Quand Mitterrand guillotinait les Algériens

Quand Mitterrand guillotinait les Algériens

C’est tout un mythe qui tombe : François Mitterrand, jusque-là épargné et élevé au rang d’intouchable, est rattrapé par son histoire coloniale.

Mitterrand, alors ministre de la Justice, a donné un avis défavorable à la grâce de quarante-cinq condamnés à mort algériens, au début de la guerre d’Algérie. Toute sa vie, celui qui devait devenir, en 1981, le président de l’abolition de la peine de mort, aura porté ce remord-là et aura réussi à empêcher que ces cadavres ne sortent de son placard.

C’est la principale révélation contenue dans le livre de l’historien Benjamin Stora et du journaliste du Point, François Malye, François Mitterrand et la guerre d’Algérie, publié cette semaine.

Parmi les révélations contenues dans le livre, l’avis favorable donné également par Mitterrand à l’exécution du militant communiste Fernand Iveton, lequel avait déposé dans son usine une bombe qui, découverte à temps, n’explosa pas. En 2007, dans Le Point, Malye assurait ne pas connaître l’avis de Mitterrand sur le cas Iveton. “Dans la biographie de Mitterrand par Giesbert, il est dit que Mitterrand s’était opposé à l’exécution d’Iveton.”

Voici quelques extraits du livre à ce sujet : “Le dossier 9456 de Fernand Iveton a disparu des archives de la chancellerie. C’est le seul condamné à mort exécuté de cette période dont il ne demeure aucune trace au ministère de la Justice.”

L’historien Jean-Luc Einaudi, auteur de l’ouvrage pionnier Pour l’exemple, l’affaire Fernand Iveton, a raconté comment, cherchant à obtenir les documents de cette affaire, il s’est heurté dans tous les ministères concernés à un mur de silence, une conspiration administrative, “comme si le dossier Fernand Iveton devait demeurer à jamais dans ‘l’Enfer’ des procédures judiciaires.

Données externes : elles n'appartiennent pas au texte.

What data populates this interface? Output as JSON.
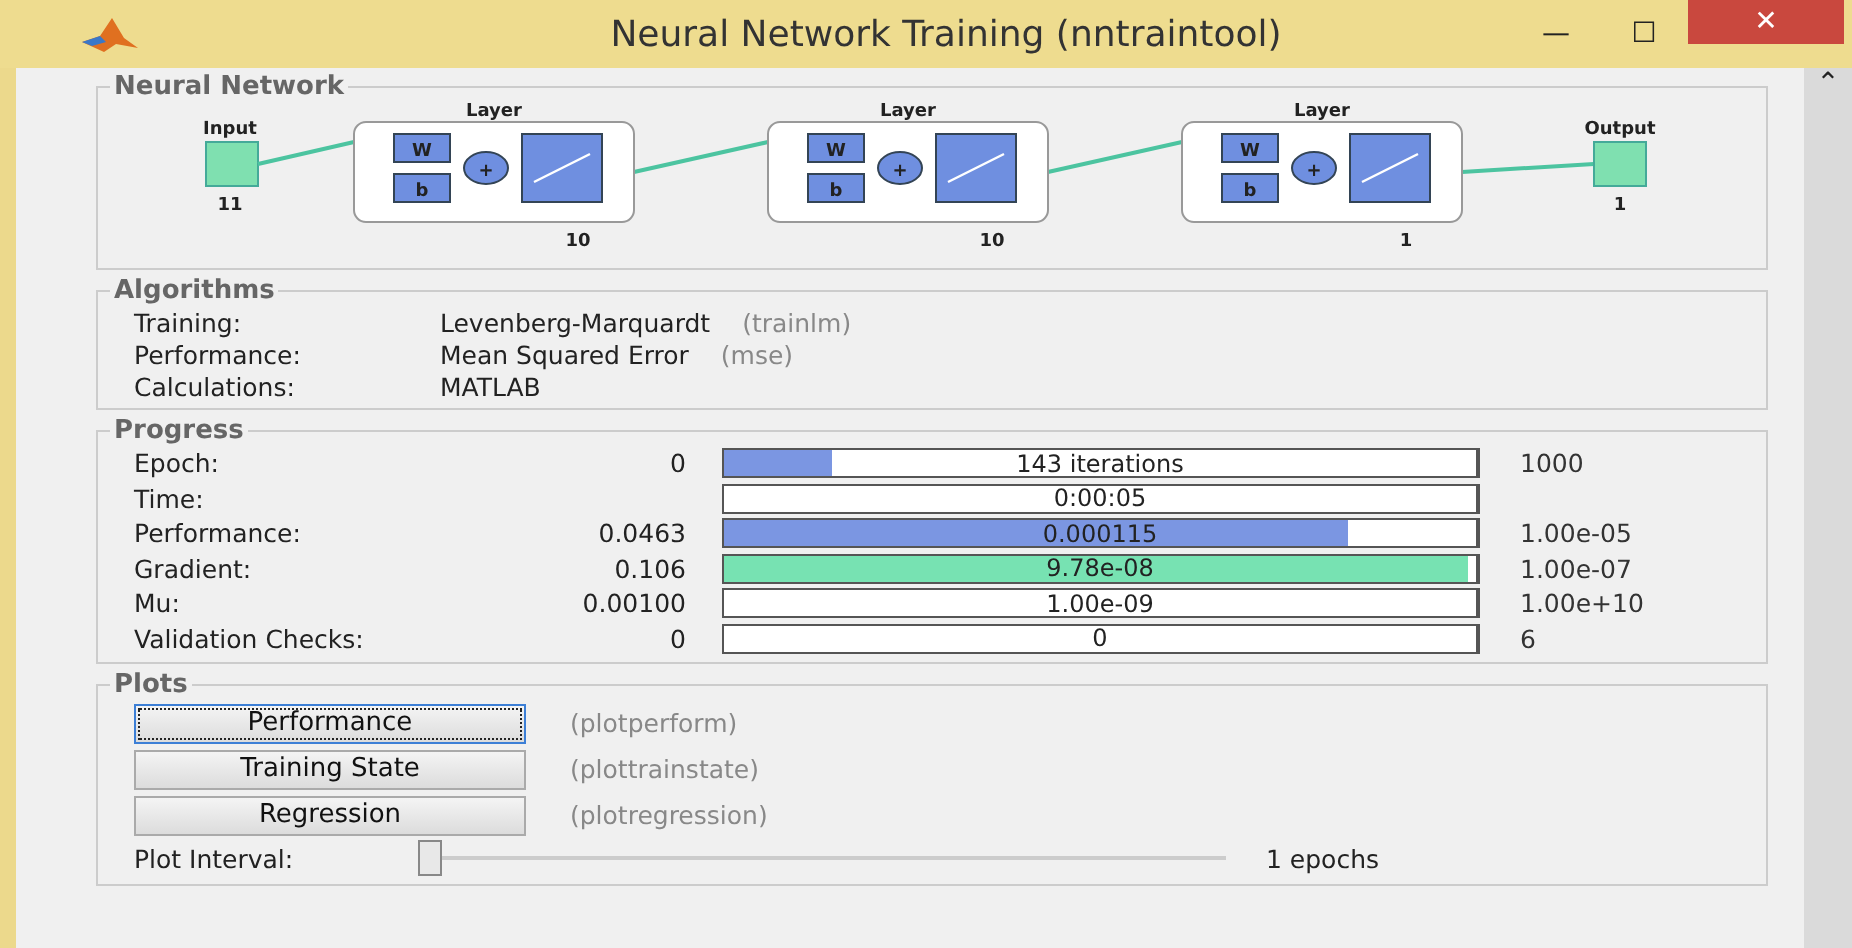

Mais, pourtant, il en reste une pièce.

Celle qui figure dans les archives du Conseil supérieur de la magistrature auxquelles les auteurs de cet ouvrage ont pu accéder. Elle est bien mince — six pages — mais comporte un élément déterminant : François Mitterrand — comme la totalité des membres du CSM — s’est bien opposé à la grâce du seul Européen exécuté pendant la guerre d’Algérie, un homme qui n’avait pourtant tué personne.”

Quand le garde des Sceaux, François Mitterrand, quitte son ministère, en mai 1957, en pleine guerre d’Algérie, 45 nationalistes ont été guillotinés. François Malye et Benjamin Stora dévoilent dans un livre choc un pan obscur de la vie du président qui abolira la peine capitale en 1981. Cet ouvrage, François Mitterrand et la guerre d’Algérie (Calmann-Lévy) est l’aboutissement d’une enquête de deux ans.

“Nous avons épluché minutieusement de très nombreuses archives, dont quelque 400 pages de comptes-rendus des séances du Conseil supérieur de la magistrature (CSM) de l’époque, celles du ministère de la Justice ou encore de l’Office universitaire de recherches socialistes et découvert des documents inédits”, explique à l’AFP l’historien Benjamin Stora, spécialiste de l’Algérie.

Parmi ces nationalistes exécutés, figure Larbi Ben M’hidi que la propagande officielle française avait “suicidé”, jusqu’en 2001, lorsque le général tortionnaire Aussaresses reconnaîtra avoir exécuté l’un des pères de la Révolution algérienne. Avant lui, un autre général tortionnaire, Bigeard, avait reconnu avoir torturé Larbi Ben M’hidi. En fait, Mitterrand n’avait fait que suivre l’exemple de ses collègues, à cette époque-là. Il fallait mater la rébellion et chaque politicien ambitieux devait faire preuve de répression et de dureté afin qu’il soit bien apprécié dans son entourage.

Le mythe bâti autour de celui qui est devenu président de la République française vient de fondre comme neige au soleil. Non, Mitterrand était comme tous les autres politiciens et militaires français : il a cautionné la torture et les exécutions pour se transformer, par la suite, en abolitionniste de la peine de mort en France.

Les chantres des “bienfaits du colonialisme français en Algérie” en auront pour leur compte. On attendra, peut-être, encore longtemps avant de lire, un jour, des révélations sur le rôle joué par Mitterrand, le président, dans les malheurs de l’Algérie à la fin des années 1980 et ses amours déclarés pour l’ex-FIS, mais là, c’est une autre “histoire.”